After announcing some brief statistics on the rise of GPU computing, Jen-Hsun presented a live video feed showing four Nvidia employees inside the virtual reality experience. Each employee was dawning an exoskeleton similar to a Stormtrooper’s outfit from Star Wars, though each individual was only visible from above the torso. The feed then showed a high-resolution model of a sports car, allowing all four employees to directly interact with the model by opening its doors and entering the cabin.
Real-time movement accuracy using PhysX rendering engine
The car was designed by notable automotive designer Christian Koenigsegg, who was communicating with the team in real-time to rotate the car and discuss its features. To demonstrate the car’s modularity in VR space, Jen-Hsun issued a verbal command that allowed the model to explode into hundreds of individual pieces and parts that could be examined one by one. The purpose of the demonstration was to show, in contrast to Microsoft HoloLens and other competitors, that Project HoloDeck will feature the most advanced physics rendering engine on the market.
Nvidia believes it can grab at least a niche market in the Social VR category that prefers image quality and photorealism over expandability and video programming choices. The platform could make a nice competitor in the enterprise space, where Hyperfair VR has become a primary platform for businesses to engage customers through virtual spaces. But in the consumer space, however, Nvidia is likely to face heated competition from existing players like AltspaceVR and Sansar VR (from the creators of Second Life), along with any social apps that crop up on the Oculus Rift, HTC Vive and PlayStation VR.
Object rigidity using PhysX will be a key feature of HoloDeck
Jen-Hsun says that his company’s approach is to make the visuals as photorealistic as possible when coupled with a suite of “believable physics” that its competitors may not offer. One example will be with object rigidity. When a user wants to grab a steering wheel in virtual space, the avatar’s hand will stop on the wheel rather than passing through it. This will be accomplished, of course, through its PhysX engine, which enables the corresponding VR game engine to give accurate visual and haptic responses.
“Everything obeys the laws of physics,” says Jen-Hsun.
During GTC 2016, the company announced a dramatic expansion to its VRWorks platform to include new technologies that enhance the presence of virtual sounds and touchable objects. One of these was VRWorks Audio, a path-traced audio platform that uses raytracing to simulate sound propagation based on the material properties of the virtual environment. On one hand, raytracing is very processor intensive, but on the other it can prove incredibly accurate in calculating the path from a source to a destination of individual light rays.
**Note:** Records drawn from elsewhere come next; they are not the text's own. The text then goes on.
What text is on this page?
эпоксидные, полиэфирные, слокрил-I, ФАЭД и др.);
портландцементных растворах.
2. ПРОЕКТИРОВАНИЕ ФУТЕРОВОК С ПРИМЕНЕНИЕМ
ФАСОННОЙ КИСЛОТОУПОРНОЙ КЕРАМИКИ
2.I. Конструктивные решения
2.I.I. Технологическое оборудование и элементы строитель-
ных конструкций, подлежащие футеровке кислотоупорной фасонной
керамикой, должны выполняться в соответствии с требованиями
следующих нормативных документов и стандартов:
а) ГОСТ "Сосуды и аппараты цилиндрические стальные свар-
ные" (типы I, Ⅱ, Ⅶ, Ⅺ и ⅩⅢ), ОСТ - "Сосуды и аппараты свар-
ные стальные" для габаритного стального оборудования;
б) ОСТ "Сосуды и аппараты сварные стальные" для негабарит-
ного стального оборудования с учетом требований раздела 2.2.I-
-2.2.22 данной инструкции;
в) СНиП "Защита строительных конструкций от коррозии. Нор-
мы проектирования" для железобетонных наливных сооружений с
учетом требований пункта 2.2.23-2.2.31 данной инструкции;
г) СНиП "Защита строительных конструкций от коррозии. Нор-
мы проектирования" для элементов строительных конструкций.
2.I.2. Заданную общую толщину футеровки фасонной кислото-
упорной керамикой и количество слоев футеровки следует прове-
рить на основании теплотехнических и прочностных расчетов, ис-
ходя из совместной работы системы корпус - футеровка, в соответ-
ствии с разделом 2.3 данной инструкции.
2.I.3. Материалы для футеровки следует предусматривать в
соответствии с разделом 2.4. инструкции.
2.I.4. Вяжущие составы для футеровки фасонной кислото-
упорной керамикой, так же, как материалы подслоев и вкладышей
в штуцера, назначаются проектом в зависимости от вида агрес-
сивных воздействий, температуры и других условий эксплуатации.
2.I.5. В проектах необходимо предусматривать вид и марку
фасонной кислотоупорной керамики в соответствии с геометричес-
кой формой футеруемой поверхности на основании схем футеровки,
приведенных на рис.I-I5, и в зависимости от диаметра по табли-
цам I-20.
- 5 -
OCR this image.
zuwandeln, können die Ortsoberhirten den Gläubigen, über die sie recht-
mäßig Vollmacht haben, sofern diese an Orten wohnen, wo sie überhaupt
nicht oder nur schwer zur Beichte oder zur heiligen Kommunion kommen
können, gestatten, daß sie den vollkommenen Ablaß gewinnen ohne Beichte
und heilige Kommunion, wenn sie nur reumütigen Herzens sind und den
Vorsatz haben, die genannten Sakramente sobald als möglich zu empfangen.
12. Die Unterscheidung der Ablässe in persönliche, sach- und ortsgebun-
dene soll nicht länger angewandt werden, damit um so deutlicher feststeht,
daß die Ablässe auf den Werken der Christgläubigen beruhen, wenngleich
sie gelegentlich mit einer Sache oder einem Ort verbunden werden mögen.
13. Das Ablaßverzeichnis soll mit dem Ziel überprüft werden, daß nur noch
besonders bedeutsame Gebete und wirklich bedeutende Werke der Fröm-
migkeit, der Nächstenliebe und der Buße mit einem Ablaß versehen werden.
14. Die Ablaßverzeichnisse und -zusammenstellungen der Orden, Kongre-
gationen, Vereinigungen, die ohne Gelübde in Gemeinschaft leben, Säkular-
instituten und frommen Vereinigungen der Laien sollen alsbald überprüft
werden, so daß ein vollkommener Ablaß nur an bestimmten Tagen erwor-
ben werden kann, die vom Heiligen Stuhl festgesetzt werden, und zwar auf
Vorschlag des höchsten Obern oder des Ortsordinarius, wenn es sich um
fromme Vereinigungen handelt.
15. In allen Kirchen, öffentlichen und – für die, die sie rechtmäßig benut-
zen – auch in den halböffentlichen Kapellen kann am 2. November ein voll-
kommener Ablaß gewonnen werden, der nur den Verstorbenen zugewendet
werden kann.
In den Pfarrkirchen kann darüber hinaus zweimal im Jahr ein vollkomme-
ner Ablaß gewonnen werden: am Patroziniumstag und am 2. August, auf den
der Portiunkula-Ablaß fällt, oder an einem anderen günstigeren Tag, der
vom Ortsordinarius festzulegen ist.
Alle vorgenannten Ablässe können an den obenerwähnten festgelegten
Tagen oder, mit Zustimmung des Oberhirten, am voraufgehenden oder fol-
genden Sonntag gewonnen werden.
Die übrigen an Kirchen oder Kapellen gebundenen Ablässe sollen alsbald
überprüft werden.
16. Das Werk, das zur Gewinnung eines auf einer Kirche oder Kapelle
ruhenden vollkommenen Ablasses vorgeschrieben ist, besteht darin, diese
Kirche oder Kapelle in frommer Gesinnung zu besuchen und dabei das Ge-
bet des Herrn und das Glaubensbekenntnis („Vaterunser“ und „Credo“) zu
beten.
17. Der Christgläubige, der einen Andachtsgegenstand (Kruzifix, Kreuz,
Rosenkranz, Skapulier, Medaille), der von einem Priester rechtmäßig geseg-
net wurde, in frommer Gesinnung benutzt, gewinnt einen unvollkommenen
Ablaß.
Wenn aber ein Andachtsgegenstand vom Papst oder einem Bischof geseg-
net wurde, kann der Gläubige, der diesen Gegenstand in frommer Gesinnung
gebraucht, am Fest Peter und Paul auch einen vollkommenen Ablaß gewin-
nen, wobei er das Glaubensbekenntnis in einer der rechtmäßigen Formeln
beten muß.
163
Previously, VRWorks Audio was a suite of APIs in Nvidia’s larger VRWorks suite, but as of this week it has been announced as a separate VRWorks Audio SDK and will be available to developers shortly.
Available for early access in September
During a Q&A session after the keynote, Nvidia VP of GPU engineering Jonah Alben said that Project Holodeck is a project aimed at showing the physical accuracy that can be applied in VR space, but the project is not a final product. He says that Project Holodeck will be available for early access in September 2017, and the company hopes to “get the enthusiasts of the world bringing in content.”